En “las tres mil quinientas páginas del libro de múltiples volúmenes Mi lucha del novelista noruego Karl-Ove Knausgaard”, prosigue el secreto exacadémico, se roban ajenas peripecias usadas por el autor como si fueran suyas: lo que debería ser considerado una invasión de la privacidad, supone, en realidad, una novedosa forma de pensar sobre la personalidad, dotada de la permeabilidad de “un currículum vitae fanáticamente detallado”. Si “las viejas certezas en que se basaba la escritura de novelas se han desmoronado”, ese autoconocimiento, precisamente, nos libera. A pesar de la intercambiabilidad, nos permite seguir siendo personas específicas cuyas experiencias tienen lugar en un sitio concreto, en un momento dado.

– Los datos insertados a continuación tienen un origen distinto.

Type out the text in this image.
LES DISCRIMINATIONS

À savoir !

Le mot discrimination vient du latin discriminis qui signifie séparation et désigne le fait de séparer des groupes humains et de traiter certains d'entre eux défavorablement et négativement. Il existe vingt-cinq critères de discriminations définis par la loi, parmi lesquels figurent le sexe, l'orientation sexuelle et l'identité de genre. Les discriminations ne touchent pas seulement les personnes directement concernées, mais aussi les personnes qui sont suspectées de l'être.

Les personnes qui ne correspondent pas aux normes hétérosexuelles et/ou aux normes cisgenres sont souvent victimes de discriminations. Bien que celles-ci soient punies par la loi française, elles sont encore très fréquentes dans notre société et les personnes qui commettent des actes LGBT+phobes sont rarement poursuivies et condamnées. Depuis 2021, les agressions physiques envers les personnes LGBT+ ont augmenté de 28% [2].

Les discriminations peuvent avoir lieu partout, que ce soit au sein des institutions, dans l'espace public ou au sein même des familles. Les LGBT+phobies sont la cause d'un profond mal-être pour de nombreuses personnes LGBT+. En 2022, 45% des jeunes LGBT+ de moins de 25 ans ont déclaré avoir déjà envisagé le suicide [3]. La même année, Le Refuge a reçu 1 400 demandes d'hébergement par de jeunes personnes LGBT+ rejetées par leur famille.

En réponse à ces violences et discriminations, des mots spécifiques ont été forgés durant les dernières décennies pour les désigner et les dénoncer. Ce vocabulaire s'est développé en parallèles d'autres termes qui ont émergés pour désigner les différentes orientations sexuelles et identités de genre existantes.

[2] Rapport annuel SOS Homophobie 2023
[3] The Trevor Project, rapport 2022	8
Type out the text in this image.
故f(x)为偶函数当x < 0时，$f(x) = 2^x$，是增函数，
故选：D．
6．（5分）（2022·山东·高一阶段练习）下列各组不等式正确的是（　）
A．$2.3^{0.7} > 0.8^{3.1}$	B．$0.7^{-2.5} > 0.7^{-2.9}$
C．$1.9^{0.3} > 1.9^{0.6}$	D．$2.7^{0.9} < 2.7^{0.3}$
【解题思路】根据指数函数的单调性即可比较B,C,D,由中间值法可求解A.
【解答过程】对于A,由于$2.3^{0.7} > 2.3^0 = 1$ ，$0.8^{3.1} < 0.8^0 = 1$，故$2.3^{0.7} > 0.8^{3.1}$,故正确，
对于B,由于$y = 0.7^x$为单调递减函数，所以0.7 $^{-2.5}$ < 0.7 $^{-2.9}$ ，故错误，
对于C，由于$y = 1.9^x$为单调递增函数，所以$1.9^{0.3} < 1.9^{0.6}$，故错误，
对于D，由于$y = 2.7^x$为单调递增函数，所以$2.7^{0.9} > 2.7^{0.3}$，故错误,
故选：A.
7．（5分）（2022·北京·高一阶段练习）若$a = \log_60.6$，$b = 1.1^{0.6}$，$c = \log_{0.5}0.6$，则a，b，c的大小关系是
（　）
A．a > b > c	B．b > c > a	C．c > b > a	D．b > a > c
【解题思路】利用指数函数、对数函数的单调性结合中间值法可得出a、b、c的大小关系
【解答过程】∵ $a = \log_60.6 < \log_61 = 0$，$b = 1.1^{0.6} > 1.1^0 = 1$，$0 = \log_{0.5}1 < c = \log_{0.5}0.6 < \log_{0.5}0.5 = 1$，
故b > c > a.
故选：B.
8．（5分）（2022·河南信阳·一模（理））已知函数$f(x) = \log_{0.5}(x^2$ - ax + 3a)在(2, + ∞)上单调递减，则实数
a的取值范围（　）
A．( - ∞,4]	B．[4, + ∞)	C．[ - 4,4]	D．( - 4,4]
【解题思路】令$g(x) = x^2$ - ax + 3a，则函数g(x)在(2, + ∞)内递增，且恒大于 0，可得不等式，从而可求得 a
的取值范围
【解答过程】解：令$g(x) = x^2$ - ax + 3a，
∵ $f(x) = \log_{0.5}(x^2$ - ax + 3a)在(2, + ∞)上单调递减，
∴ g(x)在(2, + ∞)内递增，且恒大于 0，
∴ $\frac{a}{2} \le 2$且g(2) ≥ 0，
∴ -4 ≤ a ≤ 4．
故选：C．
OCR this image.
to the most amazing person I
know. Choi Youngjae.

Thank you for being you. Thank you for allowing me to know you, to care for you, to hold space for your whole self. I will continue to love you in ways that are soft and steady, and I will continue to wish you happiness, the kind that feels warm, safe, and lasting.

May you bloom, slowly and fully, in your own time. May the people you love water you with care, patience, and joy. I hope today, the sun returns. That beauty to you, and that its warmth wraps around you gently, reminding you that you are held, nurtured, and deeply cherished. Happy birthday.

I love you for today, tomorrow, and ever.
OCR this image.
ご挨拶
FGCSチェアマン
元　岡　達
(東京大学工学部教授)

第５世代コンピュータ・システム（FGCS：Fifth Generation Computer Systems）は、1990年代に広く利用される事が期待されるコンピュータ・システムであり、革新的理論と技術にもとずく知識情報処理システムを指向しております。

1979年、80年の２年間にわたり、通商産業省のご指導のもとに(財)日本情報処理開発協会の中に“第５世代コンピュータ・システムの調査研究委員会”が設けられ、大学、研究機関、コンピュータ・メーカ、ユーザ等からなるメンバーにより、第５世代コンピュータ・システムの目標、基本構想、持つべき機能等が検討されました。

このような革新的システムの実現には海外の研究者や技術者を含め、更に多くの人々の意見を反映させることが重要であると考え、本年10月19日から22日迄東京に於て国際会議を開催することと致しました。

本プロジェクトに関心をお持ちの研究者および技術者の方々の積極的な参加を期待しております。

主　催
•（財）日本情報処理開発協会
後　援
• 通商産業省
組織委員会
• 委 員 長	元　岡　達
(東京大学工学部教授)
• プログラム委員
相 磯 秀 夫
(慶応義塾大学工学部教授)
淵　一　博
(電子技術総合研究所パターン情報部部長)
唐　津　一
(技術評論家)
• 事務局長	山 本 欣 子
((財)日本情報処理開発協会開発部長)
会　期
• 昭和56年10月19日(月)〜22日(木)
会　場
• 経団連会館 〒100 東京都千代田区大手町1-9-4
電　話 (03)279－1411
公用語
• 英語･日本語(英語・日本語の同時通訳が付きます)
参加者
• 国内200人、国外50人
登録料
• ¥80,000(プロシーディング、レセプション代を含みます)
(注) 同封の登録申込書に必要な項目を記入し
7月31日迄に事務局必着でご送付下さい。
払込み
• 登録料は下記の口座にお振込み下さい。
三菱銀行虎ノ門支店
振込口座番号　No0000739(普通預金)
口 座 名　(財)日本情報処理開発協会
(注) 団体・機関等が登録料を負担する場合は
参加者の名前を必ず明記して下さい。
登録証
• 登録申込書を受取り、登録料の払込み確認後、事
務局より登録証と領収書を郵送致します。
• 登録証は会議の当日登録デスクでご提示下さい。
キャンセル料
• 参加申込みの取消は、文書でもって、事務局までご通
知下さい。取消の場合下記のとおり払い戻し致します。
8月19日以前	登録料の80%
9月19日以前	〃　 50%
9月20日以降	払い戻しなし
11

En opinión del innominado hacedor del artículo “Yo y mil veces yo”, para la revista londinense The Critic, de junio de 2020, de un evento anecdótico se extrae un contenido latente. El asombro literal de la experiencia sugiere algo de la uniformidad, tanto reconfortante como aterradora, de una marginalidad que no amenaza a la expresión original sino que manifiesta de forma tranquilizadora su continuidad. El oculto analista inglés se remonta a la década de 1960, cuando el novelista experimental BS Johnson posiciona la destrucción del lenguaje como algo que solo una producción solipsista puede abordar, mientras busca conciliar la autenticidad con la postura posmoderna de una indeterminación irónica.
“Hay tanta información, tantas acumulaciones de datos tentadores y contradictorios”, afirma el articulista, que se navega entre la experiencia comunitaria (los tropos, ideologías y clichés) y el sentimiento individual (las especificidades y texturas de la expresión poética). Se aborda la amenaza que supone esta neointimidad: a diferencia del espectador, quien en su inarticulación se ve obligado a asumir violencias, el creador es libre de desempeñar roles y moverse entre registros: “De ahí la retirada hacia la autoabsorción”. Entrenadas para deconstruir los dispositivos de encuadre que Knausgaard, Lerner, Cusk o Laing erigen, estas “autobiografías ligeramente disfrazadas”, salpicadas de ensayos sobre el arte de escribir y ansiosas digresiones sobre la imposibilidad de ser nosotros mismos en la era de Internet, se leen como manifiestos de una nueva normalidad, en sus radicales formas de representar la intersección de lo personal y lo público.